NEW YORK CITY — The International Rescue Committee has been on the front lines of relief efforts for global humanitarian crises since 1933. The American branch of the European-based IRC was founded at the request of Albert Einstein, who saw an opportunity to provide support for Germans suffering under Hitler’s power.
For over 80 years, the organization has responded to every imaginable disaster, helping communities of people around the world survive, recover and rebuild their lives. Today, the IRC’s international headquarters is in New York City, but the organization maintains offices in 22 regional cities across the United States. These locations are in place to help refugees settle in the U.S. and become self-sufficient.
The IRC also works with unaccompanied children who arrive at the U.S. border from Central America. The IRC’s mission is to provide dignity and hope for these U.S.-based displaced refugees.

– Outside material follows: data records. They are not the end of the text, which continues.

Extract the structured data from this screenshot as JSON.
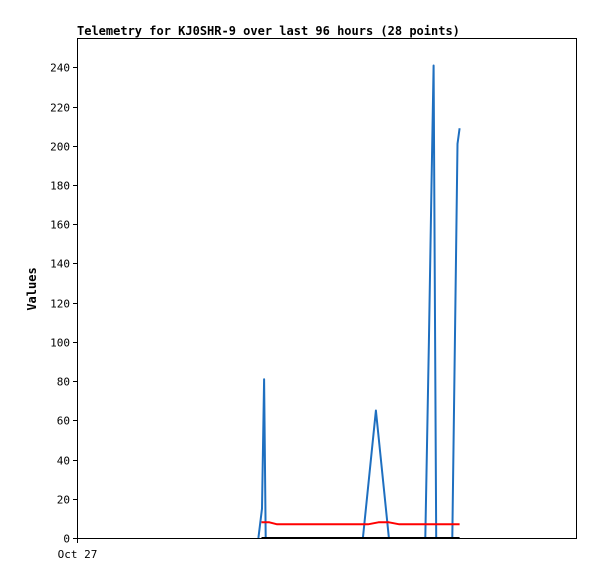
{
  "chart_data": {
    "type": "line",
    "title": "Telemetry for KJ0SHR-9 over last 96 hours (28 points)",
    "xlabel": "",
    "ylabel": "Values",
    "ylim": [
      0,
      255
    ],
    "yticks": [
      0,
      20,
      40,
      60,
      80,
      100,
      120,
      140,
      160,
      180,
      200,
      220,
      240
    ],
    "xlim": [
      0,
      96
    ],
    "xticks": [
      {
        "x": 0,
        "label": "Oct 27"
      }
    ],
    "grid": false,
    "series": [
      {
        "color": "#1e6fc0",
        "points": [
          [
            34.9,
            0
          ],
          [
            35.6,
            15
          ],
          [
            36.0,
            81
          ],
          [
            36.3,
            0
          ],
          [
            37.1,
            0
          ],
          [
            55.0,
            0
          ],
          [
            57.5,
            65
          ],
          [
            60.0,
            0
          ],
          [
            67.0,
            0
          ],
          [
            67.7,
            100
          ],
          [
            68.2,
            180
          ],
          [
            68.6,
            241
          ],
          [
            69.1,
            0
          ],
          [
            72.2,
            0
          ],
          [
            72.7,
            100
          ],
          [
            73.2,
            201
          ],
          [
            73.6,
            209
          ]
        ]
      },
      {
        "color": "#ff0000",
        "points": [
          [
            35.5,
            8
          ],
          [
            37.0,
            8
          ],
          [
            38.5,
            7
          ],
          [
            50.0,
            7
          ],
          [
            56.0,
            7
          ],
          [
            58.0,
            8
          ],
          [
            60.0,
            8
          ],
          [
            62.0,
            7
          ],
          [
            66.0,
            7
          ],
          [
            73.6,
            7
          ]
        ]
      },
      {
        "color": "#000000",
        "points": [
          [
            35.5,
            0
          ],
          [
            73.6,
            0
          ]
        ]
      }
    ]
  }
}
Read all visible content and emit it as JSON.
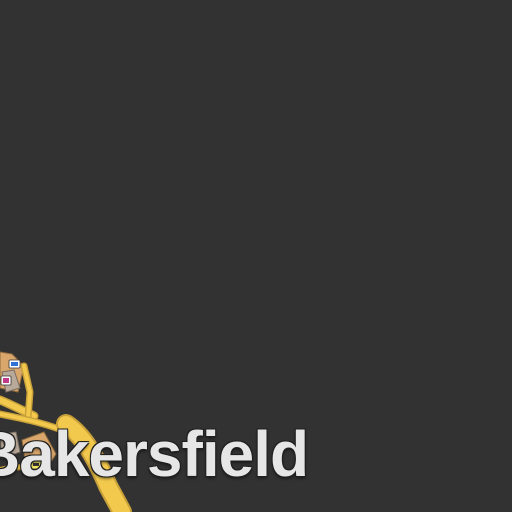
{
  "map": {
    "background_color": "#323232",
    "road_color": "#f2c94c",
    "road_casing_color": "#c9a13a",
    "building_color": "#d9a66b",
    "building_alt_color": "#b8a99a"
  },
  "place_label": {
    "text": "Bakersfield",
    "color": "#e6e6e6"
  },
  "poi_icons": [
    {
      "name": "parking-icon"
    },
    {
      "name": "hotel-icon"
    },
    {
      "name": "shop-icon"
    },
    {
      "name": "cafe-icon"
    }
  ]
}
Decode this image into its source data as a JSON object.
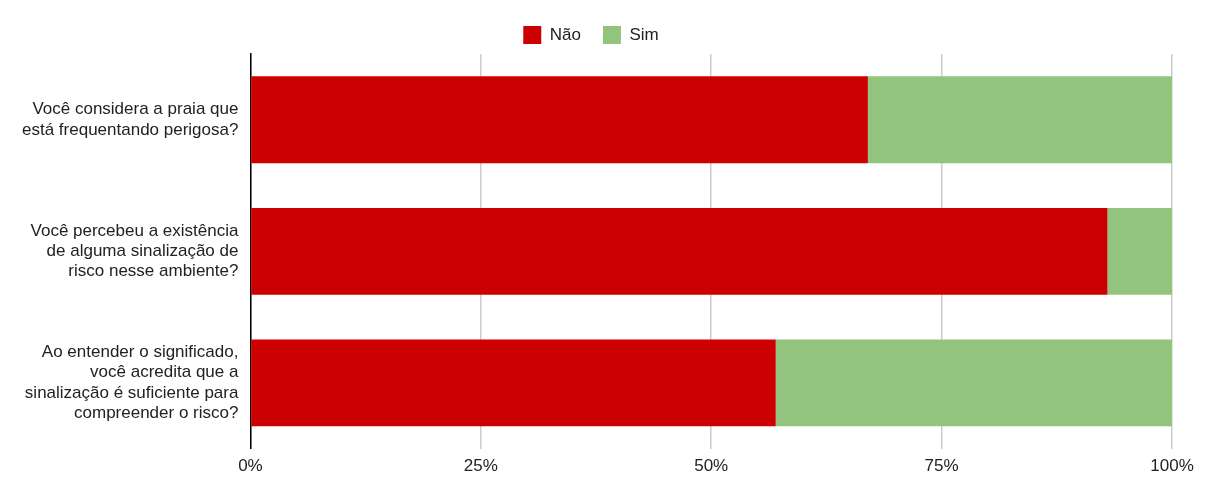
{
  "chart_data": {
    "type": "bar",
    "orientation": "horizontal",
    "stacked": true,
    "categories": [
      "Você considera a praia que está frequentando perigosa?",
      "Você percebeu a existência de alguma sinalização de risco nesse ambiente?",
      "Ao entender o significado, você acredita que a sinalização é suficiente para compreender o risco?"
    ],
    "series": [
      {
        "name": "Não",
        "color": "#cc0000",
        "values": [
          67,
          93,
          57
        ]
      },
      {
        "name": "Sim",
        "color": "#93c47d",
        "values": [
          33,
          7,
          43
        ]
      }
    ],
    "xlim": [
      0,
      100
    ],
    "xticks": [
      {
        "value": 0,
        "label": "0%"
      },
      {
        "value": 25,
        "label": "25%"
      },
      {
        "value": 50,
        "label": "50%"
      },
      {
        "value": 75,
        "label": "75%"
      },
      {
        "value": 100,
        "label": "100%"
      }
    ],
    "grid": "x",
    "legend": "top"
  }
}
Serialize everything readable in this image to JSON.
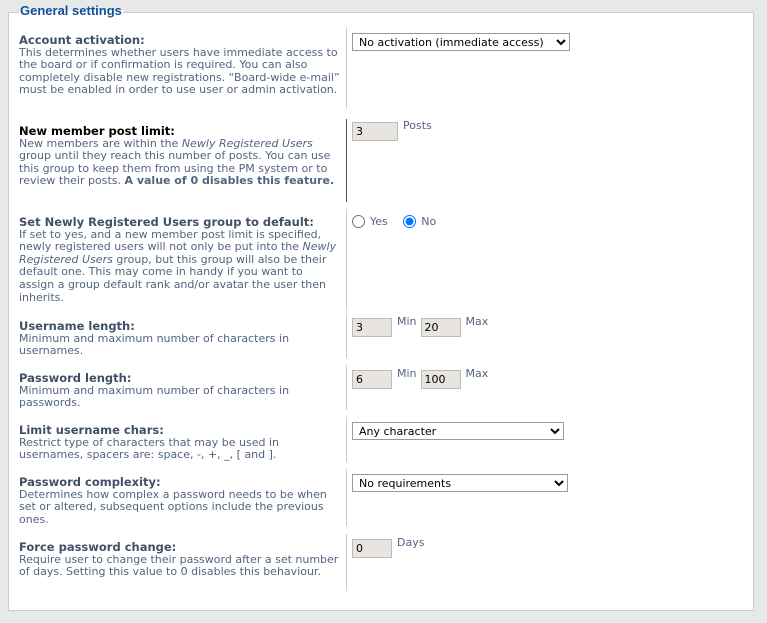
{
  "legend": "General settings",
  "rows": [
    {
      "title": "Account activation:",
      "desc": "This determines whether users have immediate access to the board or if confirmation is required. You can also completely disable new registrations. “Board-wide e-mail” must be enabled in order to use user or admin activation.",
      "select": "No activation (immediate access)"
    },
    {
      "title": "New member post limit:",
      "desc_pre": "New members are within the ",
      "desc_em": "Newly Registered Users",
      "desc_post": " group until they reach this number of posts. You can use this group to keep them from using the PM system or to review their posts. ",
      "desc_strong": "A value of 0 disables this feature.",
      "value": "3",
      "unit": "Posts"
    },
    {
      "title": "Set Newly Registered Users group to default:",
      "desc_pre": "If set to yes, and a new member post limit is specified, newly registered users will not only be put into the ",
      "desc_em": "Newly Registered Users",
      "desc_post": " group, but this group will also be their default one. This may come in handy if you want to assign a group default rank and/or avatar the user then inherits.",
      "yes": "Yes",
      "no": "No",
      "selected": "No"
    },
    {
      "title": "Username length:",
      "desc": "Minimum and maximum number of characters in usernames.",
      "min": "3",
      "min_label": "Min",
      "max": "20",
      "max_label": "Max"
    },
    {
      "title": "Password length:",
      "desc": "Minimum and maximum number of characters in passwords.",
      "min": "6",
      "min_label": "Min",
      "max": "100",
      "max_label": "Max"
    },
    {
      "title": "Limit username chars:",
      "desc": "Restrict type of characters that may be used in usernames, spacers are: space, -, +, _, [ and ].",
      "select": "Any character"
    },
    {
      "title": "Password complexity:",
      "desc": "Determines how complex a password needs to be when set or altered, subsequent options include the previous ones.",
      "select": "No requirements"
    },
    {
      "title": "Force password change:",
      "desc": "Require user to change their password after a set number of days. Setting this value to 0 disables this behaviour.",
      "value": "0",
      "unit": "Days"
    }
  ]
}
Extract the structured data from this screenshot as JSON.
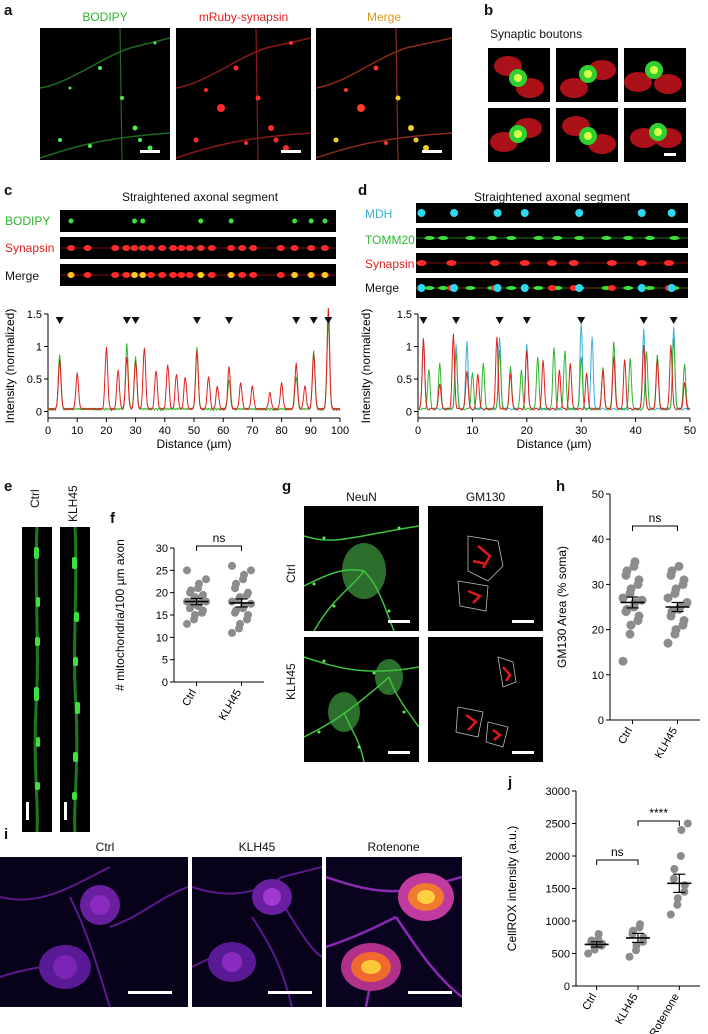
{
  "panels": {
    "a": {
      "letter": "a",
      "labels": [
        "BODIPY",
        "mRuby-synapsin",
        "Merge"
      ],
      "colors": [
        "#33cc33",
        "#e02020",
        "#e0a020"
      ]
    },
    "b": {
      "letter": "b",
      "title": "Synaptic boutons"
    },
    "c": {
      "letter": "c",
      "title": "Straightened axonal segment",
      "row_labels": [
        "BODIPY",
        "Synapsin",
        "Merge"
      ],
      "row_label_colors": [
        "#2db52d",
        "#e02020",
        "#111111"
      ]
    },
    "d": {
      "letter": "d",
      "title": "Straightened axonal segment",
      "row_labels": [
        "MDH",
        "TOMM20",
        "Synapsin",
        "Merge"
      ],
      "row_label_colors": [
        "#3ab0d8",
        "#2db52d",
        "#e02020",
        "#111111"
      ]
    },
    "e": {
      "letter": "e",
      "labels": [
        "Ctrl",
        "KLH45"
      ]
    },
    "f": {
      "letter": "f"
    },
    "g": {
      "letter": "g",
      "col_labels": [
        "NeuN",
        "GM130"
      ],
      "row_labels": [
        "Ctrl",
        "KLH45"
      ]
    },
    "h": {
      "letter": "h"
    },
    "i": {
      "letter": "i",
      "labels": [
        "Ctrl",
        "KLH45",
        "Rotenone"
      ]
    },
    "j": {
      "letter": "j"
    }
  },
  "chart_data": [
    {
      "panel": "c",
      "type": "line",
      "xlabel": "Distance (µm)",
      "ylabel": "Intensity (normalized)",
      "xlim": [
        0,
        100
      ],
      "ylim": [
        -0.1,
        1.5
      ],
      "xticks": [
        "0",
        "10",
        "20",
        "30",
        "40",
        "50",
        "60",
        "70",
        "80",
        "90",
        "100"
      ],
      "yticks": [
        "0",
        "0.5",
        "1",
        "1.5"
      ],
      "arrowheads_x": [
        4,
        27,
        30,
        51,
        62,
        85,
        91,
        96
      ],
      "series": [
        {
          "color": "#2db52d",
          "peaks": [
            [
              4,
              0.85
            ],
            [
              27,
              1.0
            ],
            [
              30,
              0.8
            ],
            [
              51,
              0.95
            ],
            [
              62,
              0.45
            ],
            [
              85,
              0.5
            ],
            [
              91,
              0.9
            ],
            [
              96,
              1.35
            ]
          ]
        },
        {
          "color": "#e02020",
          "peaks": [
            [
              4,
              0.75
            ],
            [
              10,
              0.55
            ],
            [
              20,
              0.95
            ],
            [
              24,
              0.6
            ],
            [
              27,
              0.8
            ],
            [
              30,
              0.75
            ],
            [
              33,
              0.95
            ],
            [
              37,
              0.6
            ],
            [
              41,
              0.7
            ],
            [
              44,
              0.55
            ],
            [
              47,
              0.5
            ],
            [
              51,
              0.9
            ],
            [
              55,
              0.5
            ],
            [
              58,
              0.35
            ],
            [
              62,
              0.65
            ],
            [
              66,
              0.4
            ],
            [
              70,
              0.35
            ],
            [
              76,
              0.25
            ],
            [
              80,
              0.4
            ],
            [
              85,
              0.7
            ],
            [
              88,
              0.35
            ],
            [
              91,
              0.85
            ],
            [
              96,
              1.55
            ]
          ]
        }
      ]
    },
    {
      "panel": "d",
      "type": "line",
      "xlabel": "Distance (µm)",
      "ylabel": "Intensity (normalized)",
      "xlim": [
        0,
        50
      ],
      "ylim": [
        -0.1,
        1.5
      ],
      "xticks": [
        "0",
        "10",
        "20",
        "30",
        "40",
        "50"
      ],
      "yticks": [
        "0",
        "0.5",
        "1",
        "1.5"
      ],
      "arrowheads_x": [
        1,
        7,
        15,
        20,
        30,
        41.5,
        47
      ],
      "series": [
        {
          "color": "#3ab0d8",
          "peaks": [
            [
              1,
              1.1
            ],
            [
              7,
              1.0
            ],
            [
              9,
              1.05
            ],
            [
              15,
              1.1
            ],
            [
              20,
              1.0
            ],
            [
              30,
              1.3
            ],
            [
              32,
              1.1
            ],
            [
              41.5,
              1.25
            ],
            [
              47,
              1.25
            ]
          ]
        },
        {
          "color": "#2db52d",
          "peaks": [
            [
              2,
              0.6
            ],
            [
              4,
              0.7
            ],
            [
              7,
              0.85
            ],
            [
              10,
              0.55
            ],
            [
              12,
              0.7
            ],
            [
              15,
              0.9
            ],
            [
              17,
              0.65
            ],
            [
              19,
              0.6
            ],
            [
              22,
              0.8
            ],
            [
              25,
              0.95
            ],
            [
              27,
              0.9
            ],
            [
              30,
              0.8
            ],
            [
              34,
              0.65
            ],
            [
              36,
              1.05
            ],
            [
              39,
              0.8
            ],
            [
              42,
              0.9
            ],
            [
              44,
              0.85
            ],
            [
              47,
              1.1
            ],
            [
              49,
              0.7
            ]
          ]
        },
        {
          "color": "#e02020",
          "peaks": [
            [
              1,
              1.1
            ],
            [
              4,
              0.4
            ],
            [
              6.5,
              1.15
            ],
            [
              9,
              0.6
            ],
            [
              11,
              0.55
            ],
            [
              14.5,
              1.1
            ],
            [
              17,
              0.55
            ],
            [
              20,
              0.9
            ],
            [
              23,
              0.75
            ],
            [
              26,
              0.6
            ],
            [
              28,
              0.7
            ],
            [
              31,
              0.55
            ],
            [
              34,
              0.6
            ],
            [
              36,
              0.8
            ],
            [
              38,
              0.75
            ],
            [
              41.5,
              1.0
            ],
            [
              44,
              0.75
            ],
            [
              46.5,
              1.0
            ],
            [
              49,
              0.4
            ]
          ]
        }
      ]
    },
    {
      "panel": "f",
      "type": "scatter",
      "ylabel": "# mitochondria/100 µm axon",
      "categories": [
        "Ctrl",
        "KLH45"
      ],
      "ylim": [
        0,
        30
      ],
      "yticks": [
        "0",
        "5",
        "10",
        "15",
        "20",
        "25",
        "30"
      ],
      "means": [
        18.0,
        17.7
      ],
      "sem": [
        0.7,
        0.9
      ],
      "comparison": {
        "from": 0,
        "to": 1,
        "label": "ns"
      },
      "points": [
        [
          13,
          14,
          15,
          15.5,
          16,
          16.5,
          17,
          17,
          17.5,
          18,
          18,
          18.5,
          19,
          19,
          19.5,
          20,
          20.5,
          21,
          22,
          23,
          25
        ],
        [
          11,
          12,
          13,
          14,
          15,
          15.5,
          16,
          16.5,
          17,
          17.5,
          18,
          18.5,
          19,
          19.5,
          20,
          21,
          22,
          23,
          24,
          25,
          26
        ]
      ]
    },
    {
      "panel": "h",
      "type": "scatter",
      "ylabel": "GM130 Area (% soma)",
      "categories": [
        "Ctrl",
        "KLH45"
      ],
      "ylim": [
        0,
        50
      ],
      "yticks": [
        "0",
        "10",
        "20",
        "30",
        "40",
        "50"
      ],
      "means": [
        26.0,
        25.0
      ],
      "sem": [
        1.2,
        1.0
      ],
      "comparison": {
        "from": 0,
        "to": 1,
        "label": "ns"
      },
      "points": [
        [
          13,
          19,
          21,
          22,
          23,
          24,
          24.5,
          25,
          26,
          26.5,
          27,
          28,
          29,
          30,
          31,
          32,
          33,
          34,
          35
        ],
        [
          17,
          19,
          20,
          21,
          22,
          23,
          24,
          24.5,
          25,
          26,
          27,
          28,
          29,
          30,
          31,
          32,
          33,
          34
        ]
      ]
    },
    {
      "panel": "j",
      "type": "scatter",
      "ylabel": "CellROX intensity (a.u.)",
      "categories": [
        "Ctrl",
        "KLH45",
        "Rotenone"
      ],
      "ylim": [
        0,
        3000
      ],
      "yticks": [
        "0",
        "500",
        "1000",
        "1500",
        "2000",
        "2500",
        "3000"
      ],
      "means": [
        640,
        740,
        1580
      ],
      "sem": [
        40,
        70,
        140
      ],
      "comparisons": [
        {
          "from": 0,
          "to": 1,
          "label": "ns"
        },
        {
          "from": 1,
          "to": 2,
          "label": "****"
        }
      ],
      "points": [
        [
          500,
          560,
          600,
          620,
          650,
          680,
          700,
          720,
          800
        ],
        [
          450,
          550,
          620,
          680,
          750,
          800,
          850,
          900,
          950
        ],
        [
          1100,
          1250,
          1350,
          1450,
          1550,
          1650,
          1800,
          2000,
          2400,
          2500
        ]
      ]
    }
  ]
}
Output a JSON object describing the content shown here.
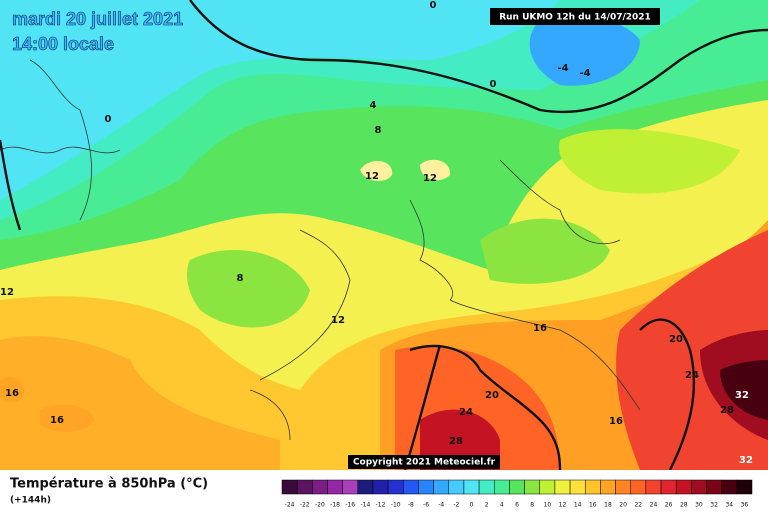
{
  "header": {
    "date": "mardi 20 juillet 2021",
    "time": "14:00 locale",
    "run": "Run UKMO 12h du 14/07/2021"
  },
  "copyright": "Copyright 2021 Meteociel.fr",
  "footer": {
    "title": "Température à 850hPa (°C)",
    "lead": "(+144h)"
  },
  "contour_labels": [
    0,
    4,
    0,
    0,
    -4,
    -4,
    8,
    12,
    12,
    8,
    12,
    12,
    16,
    16,
    16,
    20,
    20,
    24,
    24,
    28,
    32,
    28,
    16,
    32
  ],
  "scale": {
    "labels": [
      -24,
      -22,
      -20,
      -18,
      -16,
      -14,
      -12,
      -10,
      -8,
      -6,
      -4,
      -2,
      0,
      2,
      4,
      6,
      8,
      10,
      12,
      14,
      16,
      18,
      20,
      22,
      24,
      26,
      28,
      30,
      32,
      34,
      36
    ],
    "colors": [
      "#3a0a3a",
      "#5a1460",
      "#7a1e84",
      "#9428a4",
      "#a840b8",
      "#1c1c7c",
      "#2020a8",
      "#2430d0",
      "#2458f0",
      "#2884ff",
      "#34a8ff",
      "#44ccff",
      "#50e4f4",
      "#44ecc4",
      "#48ec94",
      "#58e45c",
      "#8ce440",
      "#c0f034",
      "#f0f040",
      "#ffe03c",
      "#ffc428",
      "#ffa424",
      "#ff8424",
      "#ff6424",
      "#f44430",
      "#e02430",
      "#c41424",
      "#a00c20",
      "#7c0418",
      "#480010",
      "#200008"
    ]
  }
}
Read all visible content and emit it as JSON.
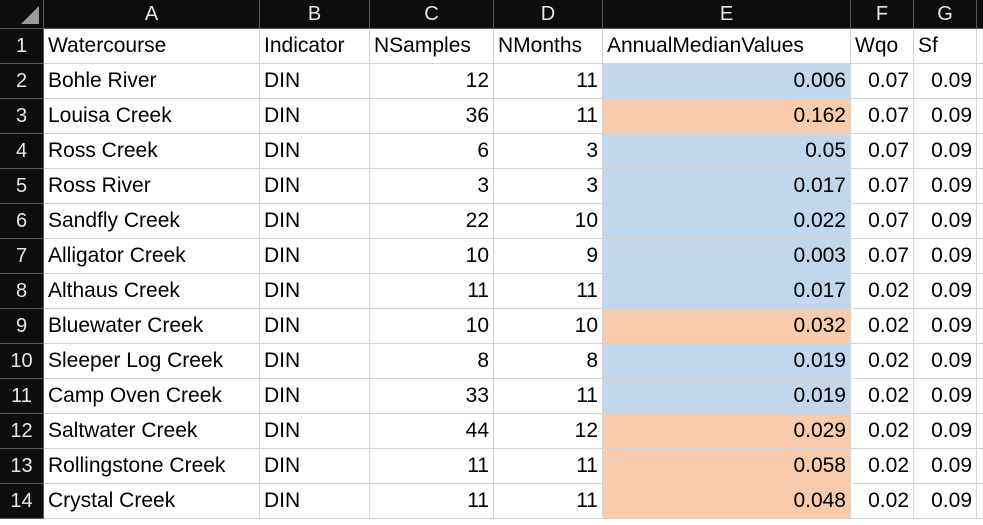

Additionally, the IRC’s contingent in Georgia expects six Syrian refugees who fled their country in 2012 to arrive this weekend in Atlanta. The IRC will be on hand to help them resettle in the Atlanta area.
The IRC’s role overseas takes on a much larger, more complex shape, particularly with regard to emergency response relief. When disaster strikes, the IRC arrives on the scene, ready to deliver rapid, lifesaving aid.
The IRC’s International Response Committee is made up of 17 specialists with the expertise necessary to provide critical solutions in response to disaster. This team—comprised of coordinators, logisticians, doctors, water and sanitation experts—is always on standby, ready to provide relief within 72 hours of an emergency.
From violence in Darfur to drought in Mali, the world has come to rely on the IRC. Emergency response is one of IRC’s globally-renowned strengths, but its impact does not stop at its response to disaster. The organization recognizes that there is disaster and emergency in the daily lives of communities in developing countries and that those situations warrant response as well. For the 250 million children worldwide who cannot read, for example, the IRC works to train educators, construct classrooms and support schools.
For the 219 million people who are affected by malaria each year, IRC health teams provide vaccinations and health care on the ground within developing communities. Behind the front lines of disaster and emergency relief, the IRC also employs a steady stream of volunteers and workers who are committed year-round to not only rescuing and rehabilitating communities but also simply improving them. IRC’s environmental health programs provide 4.4 million people with access to clean water and sanitation.
The IRC also works with farmers, entrepreneurs and apprentices to enhance their business skills, thereby increasing income, job prospects and quality of life. In 2013 alone, the IRC provided 13 million people with reproductive and primary health care. The organization vaccinated over 276 million children and gave 1.4 million people clean drinking water. It provided 725,000 boys and girls with education opportunities that they would not have otherwise received.
By providing legal and resettlement support, counseling and financial services, the IRC works to help and care for almost every component of human life. For every $1 that the IRC spends, over 90 cents goes directly toward refugees or to communities affected by war and disaster.
Consistently ranked as one of the top charitable organizations in the world for efficiency and quality, this is an organization that is worth following and supporting. The IRC needs all of the donations and backing it can get as it continues to extend a hand to millions of people each year.